Ce qu’il faut retenir
Plusieurs leçons émergent de ce cycle.
La première est contre-intuitive pour les analystes financiers : acheter ce que l’on aime n’est pas un conseil sentimental, c’est une stratégie validée par les données. Les montres que les propriétaires portent et chérissent — Datejust, Aquanaut, Daytona — sont aussi celles qui tiennent le mieux leur cote. Les modèles accumulés par seul calcul spéculatif, comme certains Offshores ou références de niche, ont été les plus durement frappés par la correction.
La deuxième est que les modèles discontinués surperforment structurellement. L’offre y est fixe, la demande résiliente, et l’effet de rareté joue à plein. Mais cet avantage a un coût : l’absence de service après-vente officiel pour certaines pièces anciennes, la difficulté croissante de trouver des pièces de rechange d’origine.

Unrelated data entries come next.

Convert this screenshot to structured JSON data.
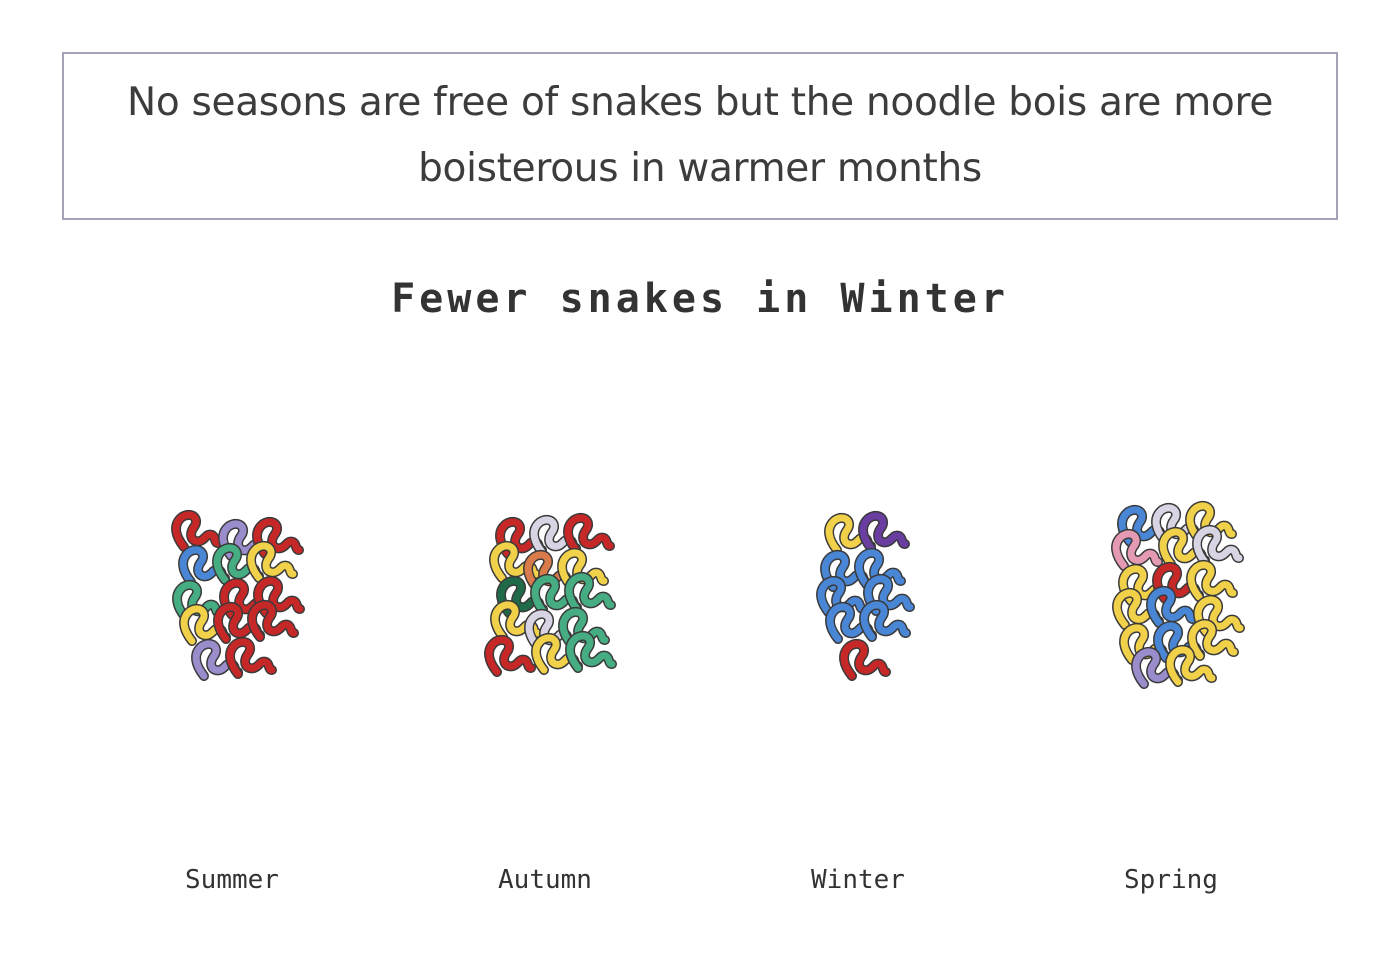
{
  "headline": "No seasons are free of snakes but the noodle bois are more boisterous in warmer months",
  "chart_data": {
    "type": "pictogram",
    "title": "Fewer snakes in Winter",
    "categories": [
      "Summer",
      "Autumn",
      "Winter",
      "Spring"
    ],
    "values": [
      14,
      15,
      9,
      17
    ],
    "unit_icon": "snake-icon",
    "snakes": {
      "Summer": [
        "#c62828",
        "#9b8ccc",
        "#c62828",
        "#4a86d6",
        "#46ad83",
        "#f1d04a",
        "#46ad83",
        "#c62828",
        "#c62828",
        "#f1d04a",
        "#c62828",
        "#c62828",
        "#9b8ccc",
        "#c62828"
      ],
      "Autumn": [
        "#c62828",
        "#d9d4e4",
        "#c62828",
        "#f1d04a",
        "#d97b4a",
        "#f1d04a",
        "#1f6a48",
        "#46ad83",
        "#46ad83",
        "#f1d04a",
        "#d9d4e4",
        "#46ad83",
        "#c62828",
        "#f1d04a",
        "#46ad83"
      ],
      "Winter": [
        "#f1d04a",
        "#6a3ea1",
        "#4a86d6",
        "#4a86d6",
        "#4a86d6",
        "#4a86d6",
        "#4a86d6",
        "#4a86d6",
        "#c62828"
      ],
      "Spring": [
        "#4a86d6",
        "#d9d4e4",
        "#f1d04a",
        "#e39ab2",
        "#f1d04a",
        "#d9d4e4",
        "#f1d04a",
        "#c62828",
        "#f1d04a",
        "#f1d04a",
        "#4a86d6",
        "#f1d04a",
        "#f1d04a",
        "#4a86d6",
        "#f1d04a",
        "#9b8ccc",
        "#f1d04a"
      ]
    }
  }
}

La troisième est que la liquidité compte autant que la valorisation. Une montre qui a pris 40 % en cinq ans mais met six mois à se vendre est moins intéressante qu’une montre qui a pris 20 % et se négocie en une semaine. Les scores de liquidité, intégrés aujourd’hui dans les indices WatchCharts et Subdial, offrent une mesure que les collectionneurs auraient tort d’ignorer.
Enfin, le marché de 2026 est plus sain que celui de 2022. Les prix, quoique en hausse, sont moins déconnectés des valeurs fondamentales. L’infrastructure de marché s’est professionnalisée. Les acheteurs sont mieux informés, les vendeurs plus disciplinés. La bulle de 2021-2022, avec son mélange de FOMO, d’argent gratuit et d’irrationalité, n’est pas près de se reproduire.
Ce que la reprise asymétrique de 2025-2026 nous apprend, c’est que le marché secondaire a mûri. Il n’est plus un Far West spéculatif. Il devient un marché — avec ses règles, ses indices, ses gagnants et ses perdants. Et, comme tout marché, il exige de ses participants qu’ils fassent la différence entre un objet de désir et un actif financier.
Les deux ne sont pas incompatibles. Mais ils ne sont pas interchangeables non plus.